Très clairement, Washington ne va pas sabler le champagne pour célébrer cet accord… Ceci étant, l’administration Trump ne peut pas accuser Total d’avoir violé les lois américaines car cet accord est parfaitement légal. En effet, suite à l’accord sur le programme nucléaire iranien de 2015, l’administration Obama avait accepté mi-janvier 2016 de lever les sanctions extraterritoriales frappant les sociétés non-américaines qui commerceraient et investiraient en Iran. Durant sa campagne, Trump a constamment fustigé l’accord sur le nucléaire. Une fois élu, la position officielle de l’administration consistait à dire que l’accord n’est pas bon mais étant compliqué à remettre en cause, il sera respecté de façon stricte tout en surveillant de près Téhéran. Par la suite, le Département d’État américain a annoncé un réexamen global de l’ensemble des politiques américaines concernant l’Iran, y compris l’accord sur le nucléaire.
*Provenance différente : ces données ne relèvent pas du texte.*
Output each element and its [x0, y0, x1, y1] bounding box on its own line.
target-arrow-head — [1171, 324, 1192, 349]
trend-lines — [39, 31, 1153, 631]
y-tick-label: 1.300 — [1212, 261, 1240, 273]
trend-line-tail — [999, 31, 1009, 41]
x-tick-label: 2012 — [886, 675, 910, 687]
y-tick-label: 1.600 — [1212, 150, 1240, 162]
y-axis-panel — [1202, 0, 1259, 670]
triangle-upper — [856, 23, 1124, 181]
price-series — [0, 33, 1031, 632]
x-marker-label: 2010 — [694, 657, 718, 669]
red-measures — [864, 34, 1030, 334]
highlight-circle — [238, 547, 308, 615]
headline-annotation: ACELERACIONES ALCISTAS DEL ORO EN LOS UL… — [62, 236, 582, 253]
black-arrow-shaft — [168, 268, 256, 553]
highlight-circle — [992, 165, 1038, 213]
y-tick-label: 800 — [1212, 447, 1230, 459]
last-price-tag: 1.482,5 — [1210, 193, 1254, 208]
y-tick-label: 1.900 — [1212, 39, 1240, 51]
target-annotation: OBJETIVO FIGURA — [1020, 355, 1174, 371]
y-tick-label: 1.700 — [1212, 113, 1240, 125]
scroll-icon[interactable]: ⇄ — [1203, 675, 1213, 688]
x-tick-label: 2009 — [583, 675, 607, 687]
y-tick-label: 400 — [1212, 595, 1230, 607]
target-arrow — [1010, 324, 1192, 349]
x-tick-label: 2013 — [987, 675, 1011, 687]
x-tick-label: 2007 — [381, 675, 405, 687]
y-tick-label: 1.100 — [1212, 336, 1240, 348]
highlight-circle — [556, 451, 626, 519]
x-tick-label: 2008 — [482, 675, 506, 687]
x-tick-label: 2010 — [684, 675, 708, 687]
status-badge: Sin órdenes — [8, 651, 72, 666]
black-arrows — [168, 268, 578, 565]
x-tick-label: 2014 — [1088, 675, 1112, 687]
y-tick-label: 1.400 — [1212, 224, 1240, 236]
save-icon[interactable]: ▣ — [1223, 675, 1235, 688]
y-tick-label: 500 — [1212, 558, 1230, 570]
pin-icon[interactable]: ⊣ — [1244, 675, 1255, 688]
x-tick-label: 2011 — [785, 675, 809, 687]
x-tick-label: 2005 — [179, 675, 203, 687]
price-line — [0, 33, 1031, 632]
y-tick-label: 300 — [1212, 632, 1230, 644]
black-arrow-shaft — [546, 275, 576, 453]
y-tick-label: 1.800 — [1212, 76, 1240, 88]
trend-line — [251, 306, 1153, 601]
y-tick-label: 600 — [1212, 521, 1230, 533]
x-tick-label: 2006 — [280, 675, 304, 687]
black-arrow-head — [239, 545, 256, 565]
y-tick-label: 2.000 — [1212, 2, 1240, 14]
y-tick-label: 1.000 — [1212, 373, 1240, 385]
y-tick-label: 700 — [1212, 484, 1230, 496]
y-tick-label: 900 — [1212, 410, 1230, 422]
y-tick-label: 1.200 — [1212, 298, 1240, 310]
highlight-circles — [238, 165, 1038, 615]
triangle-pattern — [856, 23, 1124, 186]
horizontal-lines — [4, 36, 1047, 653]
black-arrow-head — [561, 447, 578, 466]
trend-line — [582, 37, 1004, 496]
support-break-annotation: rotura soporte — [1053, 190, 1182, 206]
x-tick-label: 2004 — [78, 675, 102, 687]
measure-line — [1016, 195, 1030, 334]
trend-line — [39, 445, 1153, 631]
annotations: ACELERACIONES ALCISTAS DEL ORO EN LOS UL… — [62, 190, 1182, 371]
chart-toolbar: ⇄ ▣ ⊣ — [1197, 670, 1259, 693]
Ce réexamen a débuté en avril et est toujours en cours, sans que l’on sache ses débouchés. Il pourrait mener à un durcissement de la position américaine et au rétablissement de certaines sanctions extraterritoriales. Pour Total et pour Téhéran, il était donc important de signer cet accord aujourd’hui sans attendre un éventuel durcissement des États-Unis.

Quant à savoir si l’accord de Total va pousser les États-Unis à revenir à des sanctions extraterritoriales, rappelons que les compagnies pétrolières américaines ne peuvent pas commercer avec l’Iran, ni investir dans le secteur pétrolier et gazier dans le pays. Elles sont donc dans une situation de concurrence qui leur est très défavorable par rapport aux compagnies non-américaines. Cela pourrait faire monter la température à Washington et pousser l’administration Trump à revenir des sanctions extraterritoriales. Puisque l’accord de Total est légal, les États-Unis n’ont aucune raison rationnelle d’en vouloir à la France ou à l’Union européenne. Néanmoins, nous savons que l’administration Trump n’est pas forcément des plus rationnelles…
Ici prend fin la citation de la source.